Perché le banche non fanno la concorrenza a fondazioni e alle case d’asta sul mercato dei dipinti del 900?

Le banche sembra abbiano poca visione del futuro. In Italia, per esempio non ve ne è una che sia in grado di concorrere sul mercato dei dipinti del 900. Eppure vorrebbero guadagnare di più. E allora?

di Roberto Casalena

Facciamo delle considerazioni chiarificatrici,tanto per sgombrare il campo da ogni dubbio.
In Italia ed in Europa,ma non negli Usa, fondazioni e comité di artisti del 900 hanno il potere di sentenziare, in esclusiva, su quadri e sculture di artisti del periodo, perché, altrimenti, senza una loro approvazione le case d’asta non accettano la vendita delle opere.
Le fondazioni sono gestite dai parenti degli autori, che le hanno fondate, e fanno il buono e cattivo tempo sul mercato, con esperti scelti da loro. Perché?

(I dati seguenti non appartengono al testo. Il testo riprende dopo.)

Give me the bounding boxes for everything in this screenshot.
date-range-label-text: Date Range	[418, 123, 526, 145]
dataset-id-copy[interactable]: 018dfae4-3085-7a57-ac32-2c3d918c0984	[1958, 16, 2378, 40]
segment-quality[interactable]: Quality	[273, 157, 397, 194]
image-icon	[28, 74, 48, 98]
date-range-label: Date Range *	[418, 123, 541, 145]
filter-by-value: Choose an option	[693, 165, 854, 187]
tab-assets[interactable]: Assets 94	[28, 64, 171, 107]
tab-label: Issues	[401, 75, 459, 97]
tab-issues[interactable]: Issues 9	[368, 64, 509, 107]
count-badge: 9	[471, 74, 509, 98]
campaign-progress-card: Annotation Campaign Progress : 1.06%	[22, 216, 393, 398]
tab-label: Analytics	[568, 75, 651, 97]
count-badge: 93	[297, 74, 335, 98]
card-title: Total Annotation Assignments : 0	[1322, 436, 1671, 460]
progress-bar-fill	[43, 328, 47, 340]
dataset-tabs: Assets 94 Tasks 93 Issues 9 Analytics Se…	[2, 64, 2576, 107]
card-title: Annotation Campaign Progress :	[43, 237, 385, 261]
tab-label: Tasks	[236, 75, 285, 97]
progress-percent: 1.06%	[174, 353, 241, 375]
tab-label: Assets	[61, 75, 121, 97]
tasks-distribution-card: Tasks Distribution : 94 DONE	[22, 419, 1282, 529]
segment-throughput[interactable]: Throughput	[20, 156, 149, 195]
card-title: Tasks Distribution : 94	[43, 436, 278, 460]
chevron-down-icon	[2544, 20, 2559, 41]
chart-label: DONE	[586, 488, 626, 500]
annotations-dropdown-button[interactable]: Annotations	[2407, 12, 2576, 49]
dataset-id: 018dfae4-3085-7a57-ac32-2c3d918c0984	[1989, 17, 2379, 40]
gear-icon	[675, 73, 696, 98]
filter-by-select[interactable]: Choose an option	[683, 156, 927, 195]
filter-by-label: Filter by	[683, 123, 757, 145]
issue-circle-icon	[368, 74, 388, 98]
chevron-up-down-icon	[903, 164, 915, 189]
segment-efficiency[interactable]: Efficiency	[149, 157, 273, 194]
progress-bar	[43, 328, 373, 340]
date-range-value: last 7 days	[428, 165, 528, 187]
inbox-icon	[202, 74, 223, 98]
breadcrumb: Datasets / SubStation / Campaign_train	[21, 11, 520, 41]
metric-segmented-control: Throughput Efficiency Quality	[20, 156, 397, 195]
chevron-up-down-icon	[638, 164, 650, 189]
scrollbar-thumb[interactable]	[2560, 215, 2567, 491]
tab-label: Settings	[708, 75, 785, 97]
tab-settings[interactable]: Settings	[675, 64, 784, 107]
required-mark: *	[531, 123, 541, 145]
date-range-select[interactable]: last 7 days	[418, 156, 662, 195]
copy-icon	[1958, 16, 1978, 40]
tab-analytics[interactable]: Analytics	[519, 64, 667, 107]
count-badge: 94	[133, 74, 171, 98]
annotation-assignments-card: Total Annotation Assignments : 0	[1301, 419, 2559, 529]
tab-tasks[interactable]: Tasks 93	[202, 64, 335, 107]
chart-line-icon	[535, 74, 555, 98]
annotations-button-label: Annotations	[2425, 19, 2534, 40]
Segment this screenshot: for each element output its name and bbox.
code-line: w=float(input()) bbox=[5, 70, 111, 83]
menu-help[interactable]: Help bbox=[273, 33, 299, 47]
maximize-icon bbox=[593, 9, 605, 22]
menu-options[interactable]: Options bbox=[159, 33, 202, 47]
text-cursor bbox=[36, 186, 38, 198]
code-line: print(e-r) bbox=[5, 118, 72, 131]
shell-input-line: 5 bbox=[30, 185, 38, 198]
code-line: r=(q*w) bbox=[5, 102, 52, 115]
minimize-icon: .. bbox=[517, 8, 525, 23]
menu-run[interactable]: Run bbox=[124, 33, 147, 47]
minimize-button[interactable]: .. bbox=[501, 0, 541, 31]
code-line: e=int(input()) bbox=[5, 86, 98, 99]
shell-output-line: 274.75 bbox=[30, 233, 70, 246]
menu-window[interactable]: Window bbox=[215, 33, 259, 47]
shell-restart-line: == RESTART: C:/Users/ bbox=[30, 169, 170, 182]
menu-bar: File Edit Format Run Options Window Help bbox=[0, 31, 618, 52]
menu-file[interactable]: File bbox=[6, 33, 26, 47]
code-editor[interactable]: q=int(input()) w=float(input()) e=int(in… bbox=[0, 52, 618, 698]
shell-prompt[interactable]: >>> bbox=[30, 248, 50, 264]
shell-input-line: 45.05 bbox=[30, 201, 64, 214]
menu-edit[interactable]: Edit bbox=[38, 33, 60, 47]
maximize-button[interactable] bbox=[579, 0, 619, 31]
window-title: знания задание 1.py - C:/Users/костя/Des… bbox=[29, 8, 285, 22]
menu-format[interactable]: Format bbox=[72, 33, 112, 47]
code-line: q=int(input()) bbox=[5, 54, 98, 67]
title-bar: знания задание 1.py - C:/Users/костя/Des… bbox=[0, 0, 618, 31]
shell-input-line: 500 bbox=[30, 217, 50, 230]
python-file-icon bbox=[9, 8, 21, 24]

Le case d’asta, invece, che hanno i loro esperti, non contano nulla, se non solo per indicare il valore di vendita dell’opera. Ma come è possibile che ciò accada?
Cosa accade, se per caso si eredita un’opera del 900 non autenticata, e le case d’asta si rifiutano di venderla, anche se si presentano attestati di esperti d’arte nazionali o internazionali?
Che gli esperti esterni alle fondazioni sembrano non contare nulla.

La legge italiana sulle fondazioni è ancora ferma al periodo del fascismo, per cui avrebbe bisogno di una bella revisione, ma tra i vari parlamentari, a nessuno sembra interessare. Perché?

Giochini di potere. Qualche piccola casa d’asta, in presenza di attestati di primari esperti, al massimo mettono l’opera in vendita a quattro soldi rispetto al reale valore di mercato, se ,invece,ci fosse l’avallo della fondazione. Poi, su segnalazione alla fondazione di competenza, questa l’acquista sottobanco, approva l’opera e la rivende a prezzi gonfiati del 90%.
E su queste storture del mercato, forse, sarebbe necessario l’intervento della magistratura.

Negli Usa, invece, le fondazioni, per legge, non possono rilasciare alcuna autenticazione , ma solo promuovere le opere degli autori di loro pertinenza, con convegni, esposizioni,ecc.
Dunque, il mercato ,italiano ed europeo, risulta drogato dal potere che hanno le fondazioni, senza alcun merito, e da case d’asta accondiscendenti che seguono come cagnolini il loro padrone.

E le banche? Se si dessero una smossa nel settore, forse il mercato dell’arte potrebbe essere più fiorente, e scalzare il potere delle fondazioni.
Come? Facendo valutare le opere da propri esperti, scavalcando le fondazioni stesse, ed inoltre, su stime fatte dai loro esperti, concedere un anticipo sul valore presunto a chi lo richiede.

Ma come sopravvivono le fondazioni? Per ogni quadro, già catalogato da loro, e che viene venduto all’asta ricevono il 4% sul valore di acquisto, praticamente a vita.
Chi è in grado di spezzare questa catena dell’arte?
Dulcis in fundo. Le opere ante 900, dove non esistono fondazioni, si vendono all’asta solo con l’avallo degli esperti qualificati esistenti sul mercato.
E’ bene ricordare che recentemente un’opera attribuita a Leonardo da Vinci è stata venduta negli Usa a 450 milioni di dollari, proprio da una casa d’asta internazionale. E se per caso, ci fosse stata una fondazione, l’opera poteva anche valere quattro soldi.
Ed allora, perché le fondazioni debbono avere l’esclusiva del mercato?
Dove non ci sono fondazioni gli esperti valgono, mentre se non ci sono questi sono credibili. Qualcuno è in grado di interrompere questo gioco delle parti?